Stanford Psychologist Says Parents Should Do This to Raise Confident Kids Carol Dweck, world-renowned Stanford University’s psychologist, in decades of research on achievement and success, has discovered a truly groundbreaking idea.
The power of our mindset.
In her early research, she wanted to study how people cope with failures by watching how kids grapple with hard problems.
So Carol came to visit a group of students in a school and gave them a series of puzzles to solve.
The first ones were very easy, but the next ones were hard.
Surprisingly, confronted with the hard puzzles, they did not give up.
One 10-year-old boy yelled out loud: “I love a challenge!!!”.
Another looked up with a pleased expression and said: “I was hoping this would be informative.
” Carol always thought you coped with failure or you didn’t cope with failure.
But she never thought that anyone LOVED failure.
Not only weren’t these kids discouraged by failure, they didn’t even think they were failing.
They just simply thought that they were learning.
At that time.
Carol thought that human qualities were carved in stone.
You were smart or you weren’t, and failure meant you weren’t.
On the contrary, smart people will always arrange successes and never make failures.
you could stay smart.
Struggles, mistakes, and perseverance were just not parts of the whole being smart picture.
However, those kids has just proved that, human qualities such as intellectual skills could be cultivated through effort.
So, what does this mean for us? It shows us how a mindset can have a profound effect on your life.
And that there are two mindsets: Fixed mindset and Growth mindset.
If you believe that your qualities are carved in stone, you are showing a Fixed Mindset.
You believe you only possess a fixed amount of intelligence, a fixed personality, and a fixed moral character.
Then you have to try very hard to show how smart you are! This is also why people with a Fixed Mindset shy away from challenges.
They are scared their deficiencies could be unmasked through making mistakes.
The Growth Mindset is the opposite.
Growth Mindset based on the belief that your basic qualities are things you can cultivate through effort.
Growth Mindset doesn’t mean everyone has the same talents and abilities, but it does mean everyone can grow through hard work, mentoring, and perseverance.
So why waste your time trying to look smart when you could actually be getting smarter? Let’s take a quick look at the world of sports: Michael Jordan.
Michael Jordan actually wasn’t a natural.
But he was the hardest working athlete in the history of sport.
It’s well-known that Jordan was cut from the high school varsity team, he wasn’t recruited by the college he wanted to play for, and he wasn’t drafted by the first two NBA teams that could have chosen him.
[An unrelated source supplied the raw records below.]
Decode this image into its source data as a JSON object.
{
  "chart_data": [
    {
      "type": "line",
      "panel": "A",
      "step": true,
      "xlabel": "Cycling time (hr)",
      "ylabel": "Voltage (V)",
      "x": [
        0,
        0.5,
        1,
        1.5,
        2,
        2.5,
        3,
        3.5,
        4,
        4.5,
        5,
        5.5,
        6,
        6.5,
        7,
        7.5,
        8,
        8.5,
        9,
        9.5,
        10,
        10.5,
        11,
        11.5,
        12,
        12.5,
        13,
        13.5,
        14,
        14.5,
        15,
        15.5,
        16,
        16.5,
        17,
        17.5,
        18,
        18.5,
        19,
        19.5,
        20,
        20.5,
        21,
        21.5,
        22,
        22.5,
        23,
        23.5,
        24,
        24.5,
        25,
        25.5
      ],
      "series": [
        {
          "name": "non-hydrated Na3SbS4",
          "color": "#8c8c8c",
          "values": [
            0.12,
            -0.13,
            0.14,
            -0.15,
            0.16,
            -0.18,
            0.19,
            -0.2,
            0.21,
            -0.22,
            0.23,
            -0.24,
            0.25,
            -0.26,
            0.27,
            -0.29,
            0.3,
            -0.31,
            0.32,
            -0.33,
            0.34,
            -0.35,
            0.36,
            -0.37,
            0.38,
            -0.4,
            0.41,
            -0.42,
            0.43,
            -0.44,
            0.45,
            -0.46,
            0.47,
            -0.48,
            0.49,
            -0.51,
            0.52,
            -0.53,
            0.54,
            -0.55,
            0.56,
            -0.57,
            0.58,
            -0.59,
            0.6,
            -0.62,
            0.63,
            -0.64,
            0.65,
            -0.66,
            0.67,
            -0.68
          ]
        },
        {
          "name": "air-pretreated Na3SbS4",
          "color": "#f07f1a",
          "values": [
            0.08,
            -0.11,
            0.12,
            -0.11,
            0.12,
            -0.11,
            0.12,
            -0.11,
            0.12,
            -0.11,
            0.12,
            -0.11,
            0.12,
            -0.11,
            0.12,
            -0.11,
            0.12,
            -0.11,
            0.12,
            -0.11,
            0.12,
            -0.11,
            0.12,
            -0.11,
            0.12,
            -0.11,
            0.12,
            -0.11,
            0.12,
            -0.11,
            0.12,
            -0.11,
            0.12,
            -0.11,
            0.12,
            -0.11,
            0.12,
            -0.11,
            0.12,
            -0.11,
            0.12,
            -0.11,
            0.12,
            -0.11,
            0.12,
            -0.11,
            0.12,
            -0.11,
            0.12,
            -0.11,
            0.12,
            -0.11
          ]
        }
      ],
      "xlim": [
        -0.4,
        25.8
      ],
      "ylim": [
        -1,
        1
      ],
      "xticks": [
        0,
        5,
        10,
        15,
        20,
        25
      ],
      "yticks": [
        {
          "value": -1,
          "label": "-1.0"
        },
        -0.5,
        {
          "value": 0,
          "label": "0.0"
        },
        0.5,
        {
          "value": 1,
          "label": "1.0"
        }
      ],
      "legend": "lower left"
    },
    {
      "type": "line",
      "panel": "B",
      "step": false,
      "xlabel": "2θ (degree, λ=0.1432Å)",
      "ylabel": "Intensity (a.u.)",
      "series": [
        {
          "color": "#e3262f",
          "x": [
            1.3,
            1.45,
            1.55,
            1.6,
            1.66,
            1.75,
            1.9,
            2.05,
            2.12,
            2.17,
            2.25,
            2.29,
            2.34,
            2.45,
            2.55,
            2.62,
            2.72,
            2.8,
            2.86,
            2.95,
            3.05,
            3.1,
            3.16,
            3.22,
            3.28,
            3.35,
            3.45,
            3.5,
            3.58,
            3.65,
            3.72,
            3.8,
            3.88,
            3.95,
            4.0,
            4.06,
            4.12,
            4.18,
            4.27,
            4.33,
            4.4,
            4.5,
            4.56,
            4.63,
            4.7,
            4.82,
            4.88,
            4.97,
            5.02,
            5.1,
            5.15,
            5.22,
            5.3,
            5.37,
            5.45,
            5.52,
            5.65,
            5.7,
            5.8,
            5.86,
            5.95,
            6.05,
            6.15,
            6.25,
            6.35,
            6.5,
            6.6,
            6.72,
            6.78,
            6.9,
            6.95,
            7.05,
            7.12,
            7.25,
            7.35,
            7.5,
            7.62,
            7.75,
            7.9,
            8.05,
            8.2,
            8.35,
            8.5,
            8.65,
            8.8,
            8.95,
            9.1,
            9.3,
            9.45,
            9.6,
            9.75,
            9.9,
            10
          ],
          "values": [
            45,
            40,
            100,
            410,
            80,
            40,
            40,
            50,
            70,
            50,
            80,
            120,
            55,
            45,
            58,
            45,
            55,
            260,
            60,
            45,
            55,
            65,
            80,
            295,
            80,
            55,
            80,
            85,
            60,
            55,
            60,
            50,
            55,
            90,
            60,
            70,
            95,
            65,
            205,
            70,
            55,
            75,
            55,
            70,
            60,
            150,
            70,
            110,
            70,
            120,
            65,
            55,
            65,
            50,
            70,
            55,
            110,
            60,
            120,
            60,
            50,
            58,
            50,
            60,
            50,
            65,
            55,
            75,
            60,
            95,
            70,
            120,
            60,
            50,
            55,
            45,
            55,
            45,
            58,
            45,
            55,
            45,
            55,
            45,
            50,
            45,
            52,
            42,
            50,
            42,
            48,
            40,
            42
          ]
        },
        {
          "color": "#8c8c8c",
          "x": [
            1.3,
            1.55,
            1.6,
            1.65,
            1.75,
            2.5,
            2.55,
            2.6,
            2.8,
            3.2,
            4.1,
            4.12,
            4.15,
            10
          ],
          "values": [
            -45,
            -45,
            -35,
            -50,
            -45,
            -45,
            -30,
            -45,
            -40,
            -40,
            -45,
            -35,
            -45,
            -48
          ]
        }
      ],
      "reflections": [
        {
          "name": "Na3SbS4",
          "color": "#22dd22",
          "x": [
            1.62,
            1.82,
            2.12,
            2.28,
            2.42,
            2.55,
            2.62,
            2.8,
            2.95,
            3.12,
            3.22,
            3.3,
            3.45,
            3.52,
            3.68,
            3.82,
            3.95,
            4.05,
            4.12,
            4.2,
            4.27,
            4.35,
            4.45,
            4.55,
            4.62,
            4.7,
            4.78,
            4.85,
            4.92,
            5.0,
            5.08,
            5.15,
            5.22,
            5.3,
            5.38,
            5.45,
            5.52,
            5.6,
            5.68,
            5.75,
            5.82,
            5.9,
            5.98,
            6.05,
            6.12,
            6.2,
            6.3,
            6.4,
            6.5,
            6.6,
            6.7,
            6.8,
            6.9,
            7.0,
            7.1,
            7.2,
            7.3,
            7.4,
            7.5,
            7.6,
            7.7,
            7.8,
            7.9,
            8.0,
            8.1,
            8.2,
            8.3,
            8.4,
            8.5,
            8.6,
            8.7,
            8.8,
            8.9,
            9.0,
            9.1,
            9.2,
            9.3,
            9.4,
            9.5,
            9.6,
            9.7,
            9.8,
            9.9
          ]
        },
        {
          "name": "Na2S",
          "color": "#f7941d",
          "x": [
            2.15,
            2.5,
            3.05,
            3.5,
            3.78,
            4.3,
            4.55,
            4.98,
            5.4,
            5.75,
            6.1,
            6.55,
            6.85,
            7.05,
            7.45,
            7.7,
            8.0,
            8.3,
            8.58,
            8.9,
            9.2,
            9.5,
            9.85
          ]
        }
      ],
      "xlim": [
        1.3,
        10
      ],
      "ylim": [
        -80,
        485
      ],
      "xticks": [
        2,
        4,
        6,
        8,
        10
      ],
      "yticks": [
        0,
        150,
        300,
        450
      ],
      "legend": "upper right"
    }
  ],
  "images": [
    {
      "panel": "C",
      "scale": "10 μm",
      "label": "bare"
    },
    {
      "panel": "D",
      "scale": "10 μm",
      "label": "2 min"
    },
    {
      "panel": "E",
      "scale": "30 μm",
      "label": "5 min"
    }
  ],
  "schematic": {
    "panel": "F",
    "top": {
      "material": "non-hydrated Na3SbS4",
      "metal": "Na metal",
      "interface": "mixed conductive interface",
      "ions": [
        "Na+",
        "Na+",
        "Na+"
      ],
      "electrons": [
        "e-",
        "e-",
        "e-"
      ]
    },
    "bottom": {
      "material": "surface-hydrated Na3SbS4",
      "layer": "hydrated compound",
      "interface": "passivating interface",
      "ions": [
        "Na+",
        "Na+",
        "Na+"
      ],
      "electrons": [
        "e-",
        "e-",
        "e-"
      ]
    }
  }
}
Weren’t they foolish? Now we know he was perhaps the greatest basketball player ever.
When we look at him he see MICHAEL JORDAN.
But at that point, MICHAEL JORDAN was only Michael Jordan.
When Jordan was cut from the high school varsity team, he was devastated.
So his mother told him “to go discipline himself”.
Boy, did he listen? After that he used to leave the house at 6 in the morning to go practice for 3 hours before school.
He had a Growth Mindset.
He believed he could improve his skills through hard work, and that’s how he became the Jordan we all know today.
So what can we do to engrave Growth Mindset into ourselves and others? Just knowing about the two mindsets can produce incredible results.
On the other hand, the other thing we can do is praise more wisely.
When parents praise their child for the process they engage in, their perseverance, their hard work, they learn to stick to challenges.
Praising talent, on the other hand, makes them vulnerable.
When you tell your child: “You did that so quickly, I'm impressed.
” They subconsciously hear: “If I didn't do it quickly, you wouldn't be impressed.
” Or: “You got an A without working, you're so smart!”.
They actually think: “Oh, if I work, you're not gonna think I'm smart.
” Instead, when you give praise to your child, you should try to focus on her hard work and not the so-called “talent” such as, “I like the way you tried all kinds of strategies on that math problem until you finally got it.
Also telling people they are “smart” is one of the biggest mindset crimes you can commit.
In one study, they even discovered that telling people they are smart lowers their IQ! Here's a common question people have about mindsets: Can you have both mindsets? Many people have elements of both.
You can have different mindsets in different areas.
For example, I might think that my personality is fixed, but that my intelligence can be developed.
Or that my social skills are fixed, but my creativity can be developed.
We always have a choice.
Mindsets are just beliefs.
Like the way we can change our beliefs, we always have the power to change our mind.
So try your best to put yourself in the Growth Mindset every time you face a challenge, that way you will be better than yesterday.